We are exploring known kimberlites – volcanic rock that can sometimes contain diamonds. Bulk sampling began in early June 2019 and we are using a large scale trench cutter – previous drilling methods caused breakage of larger stones and likely undersampled diamonds – to sample large volumes of kimberlite to depths of up to 250 metres.
FalCon is still in early stage exploration and we will continue drilling, sampling and community engagement through 2020.
Jadar has been ranked as one of the largest lithium deposits in the world. If developed, it has the potential to supply a significant percentage of global demand for lithium, an important component of batteries.
The project is currently in the pre-feasibility stage.
Since the beginning of the project, we have been working closely with the Serbian government and local officials to ensure the project moves forward responsibly and in a manner that benefits the surrounding communities.
In addition to technology already in use across Rio Tinto, such as autonomous trucks, trains and drills, the design of the Koodaideri mine uses an increased level of automation and digitisation, including advanced data analytics.
Significant innovations include a digital replica of the processing plant, accessible in real time by workers in the field, fully integrated mine automation and simulation systems, and an automated workshop.
With more than 70 design innovations in scope, Koodaideri will set a benchmark for our industry in terms of automation and the use of data – making mining safer and more productive.
First production is expected in late 2021. Once complete, the mine is expected to have an annual capacity of 43 million tonnes.
The Oyu Tolgoi copper mine in Mongolia is a world-class open pit mine and underground project. More than 80% of Oyu Tolgoi’s total value lies deep underground. We are building an underground mine complex, using block-caving mining techniques to extract the ore and transport it to the surface.

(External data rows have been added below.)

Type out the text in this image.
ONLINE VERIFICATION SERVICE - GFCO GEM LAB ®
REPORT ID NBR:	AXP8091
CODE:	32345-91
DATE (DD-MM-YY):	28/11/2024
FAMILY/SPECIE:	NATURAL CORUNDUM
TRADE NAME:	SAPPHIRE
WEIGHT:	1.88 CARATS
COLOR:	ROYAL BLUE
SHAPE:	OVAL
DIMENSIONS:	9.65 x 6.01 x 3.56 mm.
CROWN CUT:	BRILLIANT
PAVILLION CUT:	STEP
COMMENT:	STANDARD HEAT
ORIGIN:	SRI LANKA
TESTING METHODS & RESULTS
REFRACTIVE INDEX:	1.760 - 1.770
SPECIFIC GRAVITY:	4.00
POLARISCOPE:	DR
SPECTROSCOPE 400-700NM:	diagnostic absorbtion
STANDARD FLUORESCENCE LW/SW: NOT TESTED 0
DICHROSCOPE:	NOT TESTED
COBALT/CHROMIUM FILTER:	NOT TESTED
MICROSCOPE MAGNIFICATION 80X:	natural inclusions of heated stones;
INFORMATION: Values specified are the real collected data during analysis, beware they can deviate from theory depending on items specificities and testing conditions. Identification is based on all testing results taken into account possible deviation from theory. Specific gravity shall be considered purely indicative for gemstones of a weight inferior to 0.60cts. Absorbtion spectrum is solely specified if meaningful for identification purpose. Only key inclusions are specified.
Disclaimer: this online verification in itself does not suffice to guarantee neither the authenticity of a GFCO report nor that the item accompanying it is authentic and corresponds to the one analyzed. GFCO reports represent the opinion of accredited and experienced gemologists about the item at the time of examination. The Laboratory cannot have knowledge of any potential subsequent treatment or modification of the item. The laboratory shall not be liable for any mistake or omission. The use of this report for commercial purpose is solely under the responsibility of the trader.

In November 2019, we achieved a significant milestone with the completion of Shaft 2 construction. Shaft 2, a 10 metre diameter shaft sunk to approximately 1.3 kilometres below the surface, has now entered into the final stages of commissioning. Shaft 2 significantly improves overall productivity of the underground development and allows us to move more material, equipment and people between the surface and underground.
Enhanced geotechnical information and data modelling suggests that there may be some stability risks identified with the approved mine design and several other mine design options are being considered.
The mine design will be finalised in the first half of 2020 and a definitive estimate of cost and schedule for project completion will be released in the second half of 2020.
At full production, the underground mine is expected to produce 95,000 tonnes of ore daily.
Should this project proceed, Resolution has the potential to supply nearly 25% of US copper demand, and create several thousand direct and indirect jobs in the Pioneer Mining District of Arizona, with an economic value of several billion dollars over the estimated mine life.
Resolution Copper will rely on a technique called block caving to extract the deposit that lies over 2,000 metres deep. This technique uses gravity to help extract the ore and is the most viable way to recover the resource.
Permitting is under way, and the public is playing a big role in planning and approving the project.
In 2019, the project achieved an important milestone – the release of the Draft Environmental Impact Statement (DEIS) by the US Forest Service (USFS). The DEIS reflects years of extensive engagement with the local community and thorough study by the USFS. In anticipation of the Final EIS, Resolution Copper will continue underground development, conduct extensive drilling and orebody testing, plus maintain the permitting and public engagement process.
We are conducting cultural heritage surveys with the Traditional Owners and preliminary technical studies have begun, including environmental baseline studies, geotechnical and metallurgical test work.
In 2019, we approved the next stage of the development of Richards Bay Minerals (RBM), in South Africa: the construction of the Zulti South project. The $463 million investment (our share is $343 million) will sustain RBM’s current capacity and extend the life of the mine.
RBM currently operates four mines in the Zulti North lease area, a mineral separation plant and smelting facility. The Zulti South mine will underpin RBM’s supply of zircon and ilmenite and the first commercial production is expected in late 2021.
The Zulti South project will create economic opportunity for the region, with more than 97% of the total spend expected to be in South Africa.